In November 2018, Turkey did not purchase oil from Iran, according to the data of the Energy Market Regulatory Authority (EMRA). In December, a total of 104,000 tons of oil entered the Turkish market from Iran while the figure was 432,441 tons in December 2017. In the first month of this year, Turkey imported 381,214 tons of oil from Iran, 34 percent down compared to the same period of last year.
From November 2017 to January 2018, Turkey's oil purchases from Iran totaled nearly 1.3 million tons and the figure fell to 485,214 in the period of November 2018 to January 2019, approximately 67 percent down.
Reynders, in the same vein as Çavuşoğlu, said Brussels supports the re-drafting of the Joint Comprehensive Plan of Action (JCPOA) which was inked in 2015 and from which U.S. President Trump withdrew his country from in May 2018.
"A lot of companies have trouble doing business because of U.S. sanctions on Iran. European countries are working to dodge U.S. sanctions in order to continue to do business with Iran. Belgium also tries to find a way and we keep telling our American counterparts that the sanctions are not a correct way of policymaking," Reynders said.
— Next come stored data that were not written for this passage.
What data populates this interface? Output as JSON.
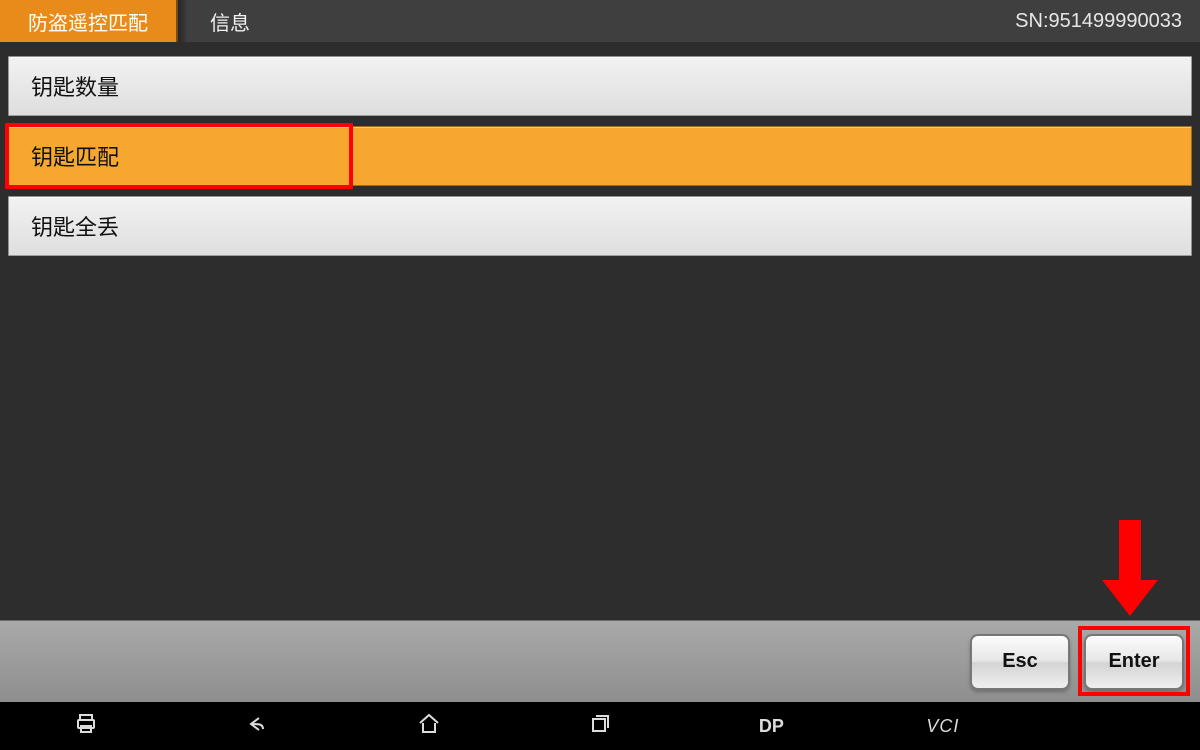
{
  "header": {
    "left_label": "防盗遥控匹配",
    "mid_label": "信息",
    "serial_label": "SN:951499990033"
  },
  "menu": {
    "items": [
      {
        "label": "钥匙数量",
        "selected": false
      },
      {
        "label": "钥匙匹配",
        "selected": true
      },
      {
        "label": "钥匙全丢",
        "selected": false
      }
    ]
  },
  "actions": {
    "esc_label": "Esc",
    "enter_label": "Enter"
  },
  "sysbar": {
    "dp_label": "DP",
    "vci_label": "VCI"
  },
  "annotations": {
    "highlight_menu_index": 1,
    "highlight_enter": true,
    "arrow_points_to": "enter-button"
  }
}
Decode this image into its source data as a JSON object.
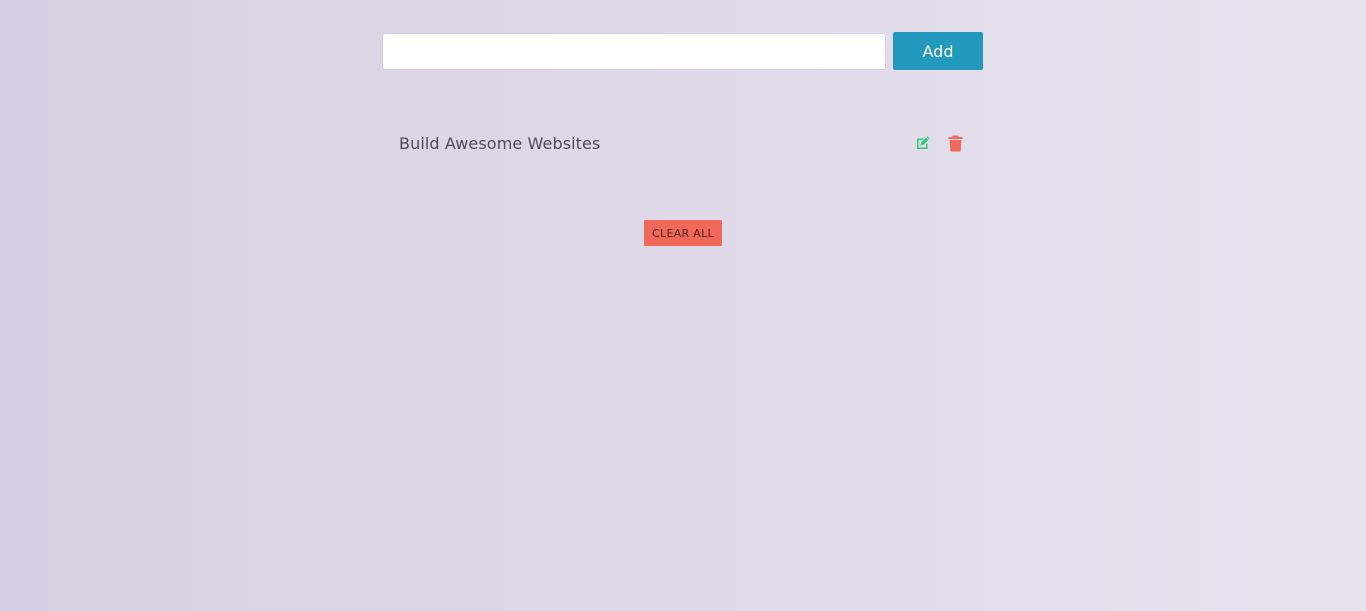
{
  "form": {
    "input_value": "",
    "input_placeholder": "",
    "add_label": "Add"
  },
  "tasks": [
    {
      "label": "Build Awesome Websites",
      "edit_icon": "edit-icon",
      "delete_icon": "trash-icon"
    }
  ],
  "actions": {
    "clear_label": "CLEAR ALL"
  },
  "colors": {
    "accent": "#2299bd",
    "edit": "#2ecc71",
    "delete": "#f0685a"
  }
}
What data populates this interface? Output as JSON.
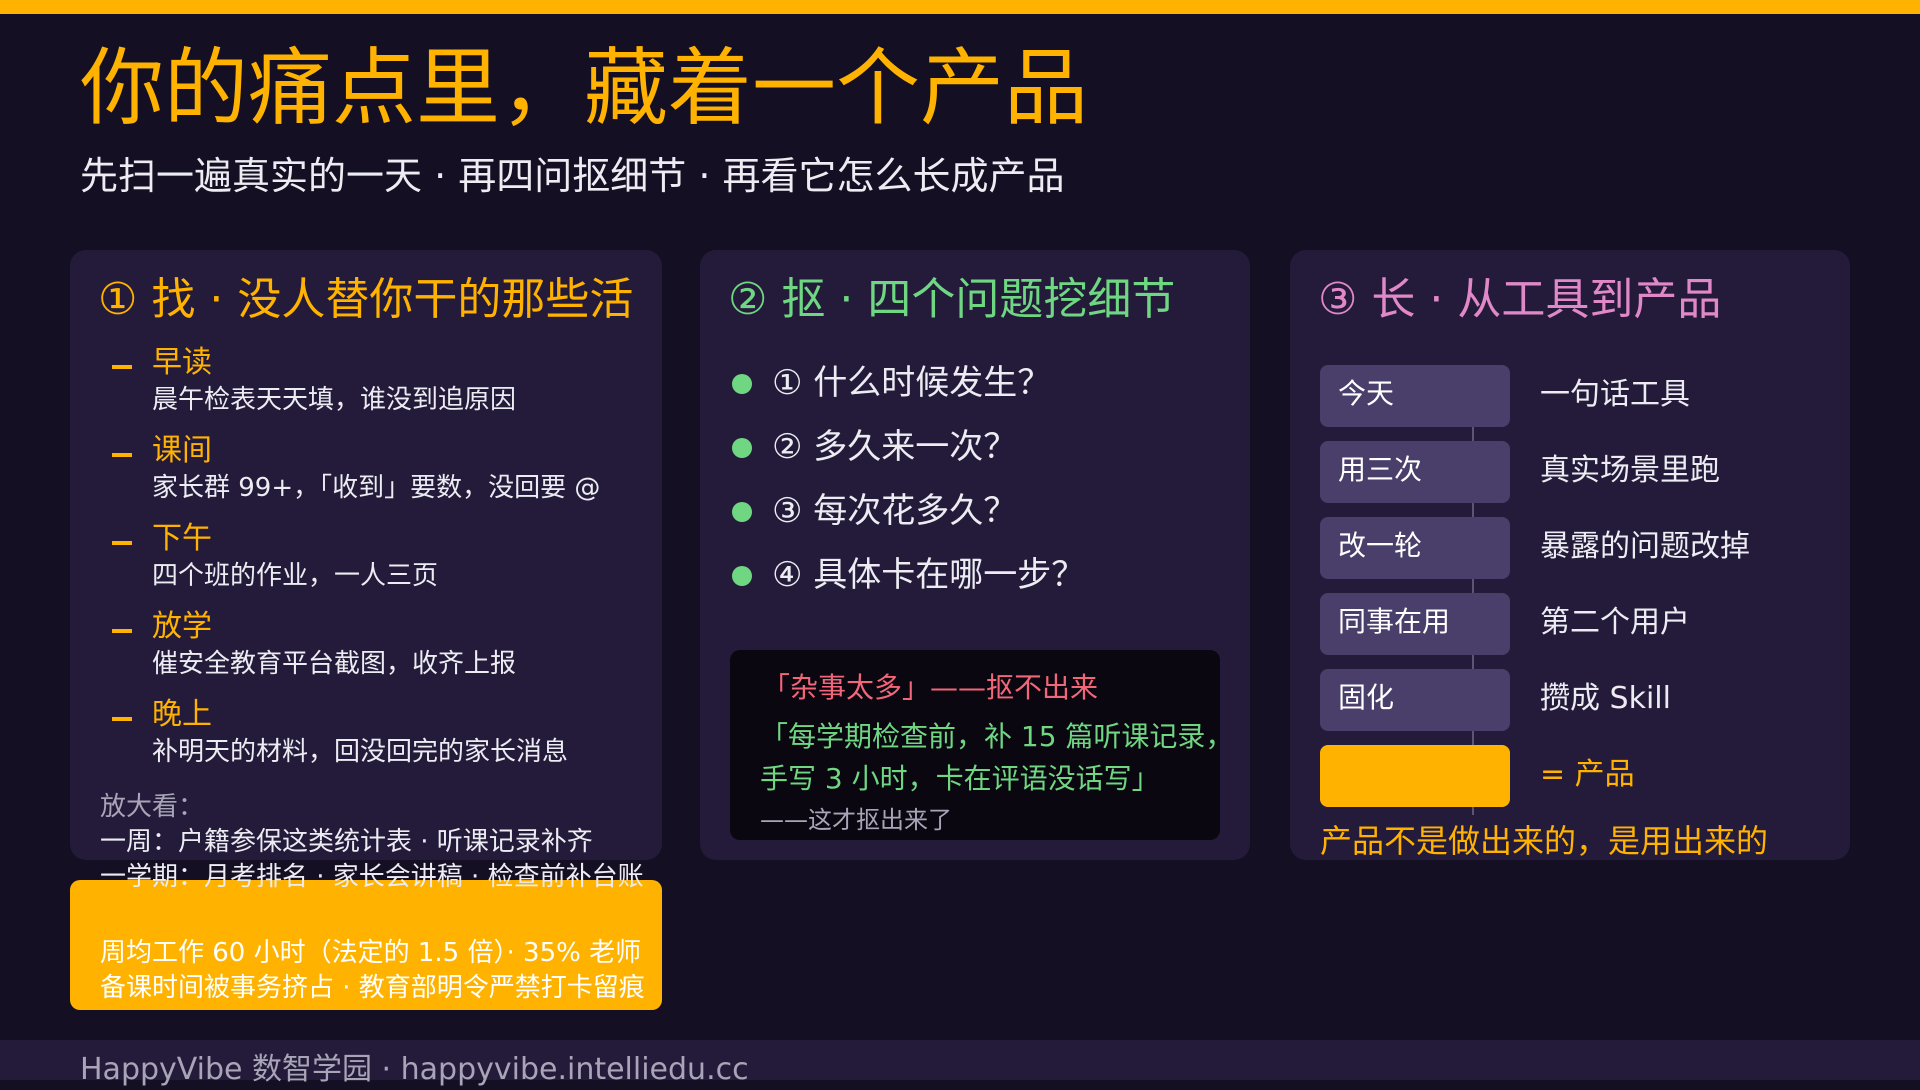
{
  "header": {
    "title": "你的痛点里，藏着一个产品",
    "subtitle": "先扫一遍真实的一天 · 再四问抠细节 · 再看它怎么长成产品"
  },
  "colors": {
    "accent": "#ffb300",
    "background": "#140f22",
    "card": "#241b3a",
    "green": "#6fd682",
    "pink": "#e088c8",
    "red": "#f2667a"
  },
  "find": {
    "heading": "① 找 · 没人替你干的那些活",
    "items": [
      {
        "label": "早读",
        "desc": "晨午检表天天填，谁没到追原因"
      },
      {
        "label": "课间",
        "desc": "家长群 99+，「收到」要数，没回要 @"
      },
      {
        "label": "下午",
        "desc": "四个班的作业，一人三页"
      },
      {
        "label": "放学",
        "desc": "催安全教育平台截图，收齐上报"
      },
      {
        "label": "晚上",
        "desc": "补明天的材料，回没回完的家长消息"
      }
    ],
    "zoom_label": "放大看：",
    "zoom_week": "一周：户籍参保这类统计表 · 听课记录补齐",
    "zoom_term": "一学期：月考排名 · 家长会讲稿 · 检查前补台账",
    "stats_line1": "周均工作 60 小时（法定的 1.5 倍）· 35% 老师",
    "stats_line2": "备课时间被事务挤占 · 教育部明令严禁打卡留痕"
  },
  "dig": {
    "heading": "② 抠 · 四个问题挖细节",
    "questions": [
      "① 什么时候发生？",
      "② 多久来一次？",
      "③ 每次花多久？",
      "④ 具体卡在哪一步？"
    ],
    "bad_example": "「杂事太多」——抠不出来",
    "good_line1": "「每学期检查前，补 15 篇听课记录，",
    "good_line2": "手写 3 小时，卡在评语没话写」",
    "good_note": "——这才抠出来了"
  },
  "grow": {
    "heading": "③ 长 · 从工具到产品",
    "steps": [
      {
        "tag": "今天",
        "desc": "一句话工具"
      },
      {
        "tag": "用三次",
        "desc": "真实场景里跑"
      },
      {
        "tag": "改一轮",
        "desc": "暴露的问题改掉"
      },
      {
        "tag": "同事在用",
        "desc": "第二个用户"
      },
      {
        "tag": "固化",
        "desc": "攒成 Skill"
      },
      {
        "tag": "",
        "desc": "= 产品"
      }
    ],
    "motto": "产品不是做出来的，是用出来的"
  },
  "footer": {
    "text": "HappyVibe 数智学园 · happyvibe.intelliedu.cc"
  }
}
The EU yesterday said it regretted the U.S. move to end sanction waivers on Iran oil imports. Speaking at a media briefing, Maja Kocijancic, the EU foreign affairs and security policy spokeswoman, said the EU will continue to implement the nuclear agreement.
Meanwhile, oil prices hit their highest since November yesterday after Washington announced the end of all waivers on imports of sanctions-hit Iranian crude, pressuring importers to stop buying from Tehran. Brent crude futures rose as high as $74.70, a level not seen since Nov. 1, before paring their increase as the market gained confidence that global supply would remain robust.
Turkey-Belgium Economic and Trade Commission
Çavuşoğlu also noted that the meetings for Turkey-Belgium Joint Economic and Trade Commission (JETCO) must be held as soon as possible.
Pointing out that the bilateral trade volume between Turkey and Belgium is increasing, the foreign minister said, "The investments continue to rise we are aware that we could do more. The current figures are below the potential."
Reynders also emphasized that Brussels is ready to hold JETCO meetings.
In addition to boosting bilateral trade and diversifying mutual investments, the two countries may also engage in partnership projects in third countries in Africa or Iraq, for example.
In 2018, Turkey's exports to Belgium were recorded at $3.9 billion and imports from the European country stood at $3.5 billion.